Write about a reaction. This is perfect for Halloween because it practically begs for reactions, what with all the scary, gory, silly, scanty, or startling characters about. There are also reactions to trick or treating by little ones, or to your neighbor's scary porch decorations, or to the enormous pile of candy. Or the sheer pleasure of taking off an obnoxious or itchy costume! (This year, my husband tried on his sister’s blimp costume and I was pretty certain my son Nathan might pee his pants he was laughing so hard.)
Write about how Halloween has changed since you were a kid.
Tell the story of a costume. Why was it chosen? Where did it come from? Does the costume-wearer have any sort of emotional or historical connection to the costume? (My 18-month-old niece Lydia is in love with all things Toy Story, so her affection for her Jessie costume was exceedingly cute!)
Use numbers to tell the story: what was the temperature? About how far did you walk? At how many houses did you trick or treat? How many times did your little one drop her candy bucket?
Write about something unique that’s never happened before. (Like my two oldest teenagers, who had a brawl over an extra-large Mountain Dew and who might’ve drank it all and then five minutes later they were happily answering the door for trick-or-treaters.
Describe your Halloween dinner. Do you eat before or after trick-or-treating? Do you always have the same thing? How do you fit (nutritious) food into the sugar-laden experience?
Write down the at-the-door process of trick-or-treating. Who knocks at the door? Does everyone say "trick or treat" or just one kid? Do your kids say thank you?
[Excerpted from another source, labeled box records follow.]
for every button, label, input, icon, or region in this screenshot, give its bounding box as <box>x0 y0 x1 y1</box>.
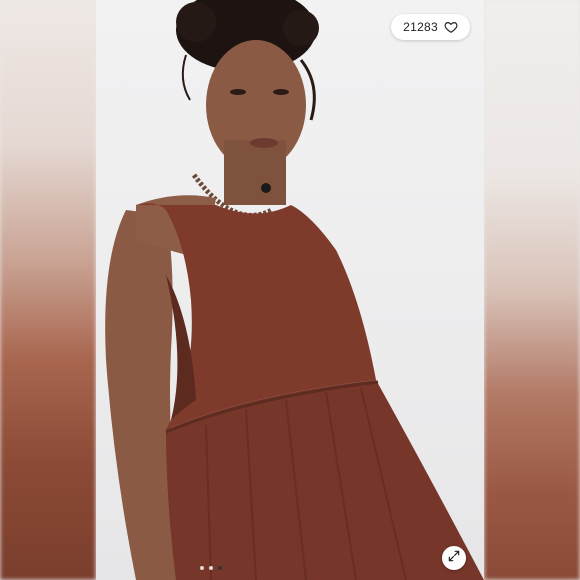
pagination-dot[interactable] <box>200 566 204 570</box>
blurred-right-panel <box>484 0 580 580</box>
image-viewer: 21283 <box>0 0 580 580</box>
gallery-pagination-dots <box>200 566 222 570</box>
expand-button[interactable] <box>442 546 466 570</box>
product-photo[interactable] <box>96 0 484 580</box>
likes-count: 21283 <box>403 20 438 34</box>
blurred-left-panel <box>0 0 96 580</box>
like-button[interactable]: 21283 <box>391 14 470 40</box>
model-illustration <box>105 0 484 580</box>
pagination-dot[interactable] <box>209 566 213 570</box>
pagination-dot-active[interactable] <box>218 566 222 570</box>
heart-icon <box>444 20 458 34</box>
expand-arrows-icon <box>447 549 461 568</box>
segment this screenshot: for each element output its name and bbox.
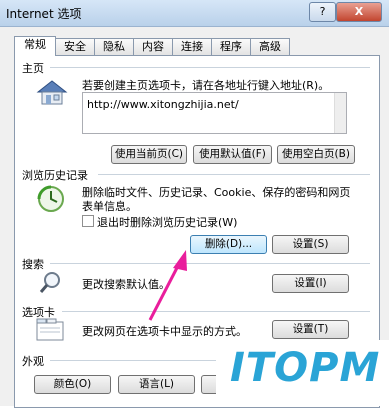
house-icon (36, 80, 68, 105)
history-clock-icon (37, 185, 64, 212)
use-current-button[interactable]: 使用当前页(C) (111, 145, 187, 164)
search-settings-button[interactable]: 设置(I) (272, 274, 349, 293)
homepage-scrollbar[interactable] (334, 93, 346, 133)
tab-programs[interactable]: 程序 (211, 38, 251, 55)
colors-button[interactable]: 颜色(O) (34, 375, 111, 394)
tabs-divider (62, 311, 370, 312)
search-divider (50, 263, 370, 264)
history-settings-button[interactable]: 设置(S) (272, 235, 349, 254)
window-title: Internet 选项 (6, 7, 82, 21)
watermark-logo: ITOPM (216, 340, 389, 406)
homepage-divider (50, 67, 370, 68)
close-button[interactable]: X (336, 2, 382, 22)
help-button[interactable]: ? (309, 2, 336, 22)
tabs-settings-button[interactable]: 设置(T) (272, 320, 349, 339)
tab-connections[interactable]: 连接 (172, 38, 212, 55)
title-bar: Internet 选项 ? X (0, 0, 389, 27)
tab-general[interactable]: 常规 (14, 36, 56, 56)
delete-history-button[interactable]: 删除(D)... (190, 235, 267, 254)
delete-on-exit-label: 退出时删除浏览历史记录(W) (97, 216, 238, 229)
magnifier-icon (39, 272, 60, 293)
homepage-description: 若要创建主页选项卡，请在各地址行键入地址(R)。 (82, 79, 330, 92)
watermark-text: ITOPM (230, 345, 381, 391)
delete-on-exit-checkbox[interactable] (82, 215, 94, 227)
tabbed-window-icon (36, 318, 64, 341)
history-section-label: 浏览历史记录 (22, 169, 88, 182)
search-description: 更改搜索默认值。 (82, 278, 170, 291)
use-blank-button[interactable]: 使用空白页(B) (277, 145, 355, 164)
history-description-line2: 表单信息。 (82, 200, 137, 213)
homepage-section-label: 主页 (22, 62, 44, 75)
tabs-description: 更改网页在选项卡中显示的方式。 (82, 325, 247, 338)
tab-privacy[interactable]: 隐私 (94, 38, 134, 55)
homepage-url-textarea[interactable]: http://www.xitongzhijia.net/ (82, 92, 347, 134)
history-divider (98, 174, 370, 175)
languages-button[interactable]: 语言(L) (118, 375, 195, 394)
use-default-button[interactable]: 使用默认值(F) (193, 145, 272, 164)
tab-security[interactable]: 安全 (55, 38, 95, 55)
tab-content[interactable]: 内容 (133, 38, 173, 55)
tab-advanced[interactable]: 高级 (250, 38, 290, 55)
appearance-section-label: 外观 (22, 355, 44, 368)
homepage-url-text: http://www.xitongzhijia.net/ (87, 98, 239, 111)
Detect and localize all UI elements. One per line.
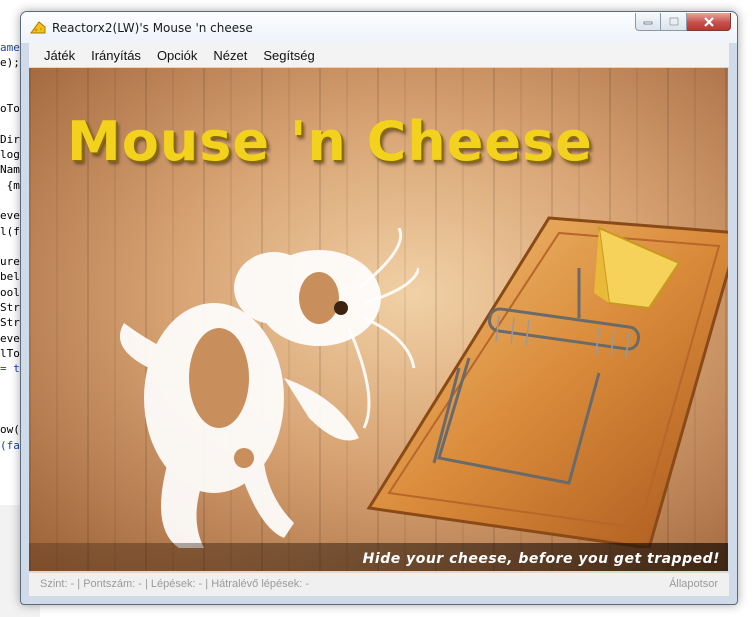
minimize-icon bbox=[643, 21, 653, 24]
menu-iranyitas[interactable]: Irányítás bbox=[83, 48, 149, 63]
tagline-banner: Hide your cheese, before you get trapped… bbox=[29, 543, 728, 571]
tagline-text: Hide your cheese, before you get trapped… bbox=[362, 551, 720, 567]
maximize-button[interactable] bbox=[661, 13, 687, 31]
game-canvas[interactable]: Mouse 'n Cheese Hide your cheese, before… bbox=[29, 68, 728, 571]
minimize-button[interactable] bbox=[635, 13, 661, 31]
app-window: Reactorx2(LW)'s Mouse 'n cheese Játék Ir… bbox=[20, 11, 738, 605]
menu-bar: Játék Irányítás Opciók Nézet Segítség bbox=[29, 43, 729, 68]
cheese-icon bbox=[30, 21, 46, 34]
status-bar: Szint: - | Pontszám: - | Lépések: - | Há… bbox=[29, 572, 729, 596]
menu-jatek[interactable]: Játék bbox=[36, 48, 83, 63]
title-bar[interactable]: Reactorx2(LW)'s Mouse 'n cheese bbox=[21, 12, 737, 43]
maximize-icon bbox=[668, 17, 679, 26]
window-title: Reactorx2(LW)'s Mouse 'n cheese bbox=[52, 21, 253, 35]
status-label: Állapotsor bbox=[669, 578, 718, 590]
game-logo: Mouse 'n Cheese bbox=[67, 110, 593, 173]
menu-segitseg[interactable]: Segítség bbox=[255, 48, 322, 63]
caption-buttons bbox=[635, 13, 731, 32]
menu-nezet[interactable]: Nézet bbox=[205, 48, 255, 63]
menu-opciok[interactable]: Opciók bbox=[149, 48, 205, 63]
close-icon bbox=[703, 16, 714, 27]
status-stats: Szint: - | Pontszám: - | Lépések: - | Há… bbox=[40, 578, 310, 590]
mousetrap-illustration bbox=[366, 216, 728, 548]
close-button[interactable] bbox=[687, 13, 731, 31]
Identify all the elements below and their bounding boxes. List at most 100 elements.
Respond to this starter: In twenty years, what I want to remember about this Halloween is:
Write about how Halloween smells. There’s something magical—I haven’t quite figured out yet what the key ingredients are—about the way a bucketful of Halloween candy smells. It takes me right back to being a kid. What scents do you associate with Halloween?
Once you've written your journaling about Halloween 2012, save it somewhere you'll find it when you scrap the photos. Put a copy of the file right into the folder with the pictures, maybe. Or put your journaling on your blog. Doesn't matter where, so long as you can find it! What matters is that you'll have gotten down a story, experience, or little bit of memory that might otherwise be lost when the time came to scrap those photos.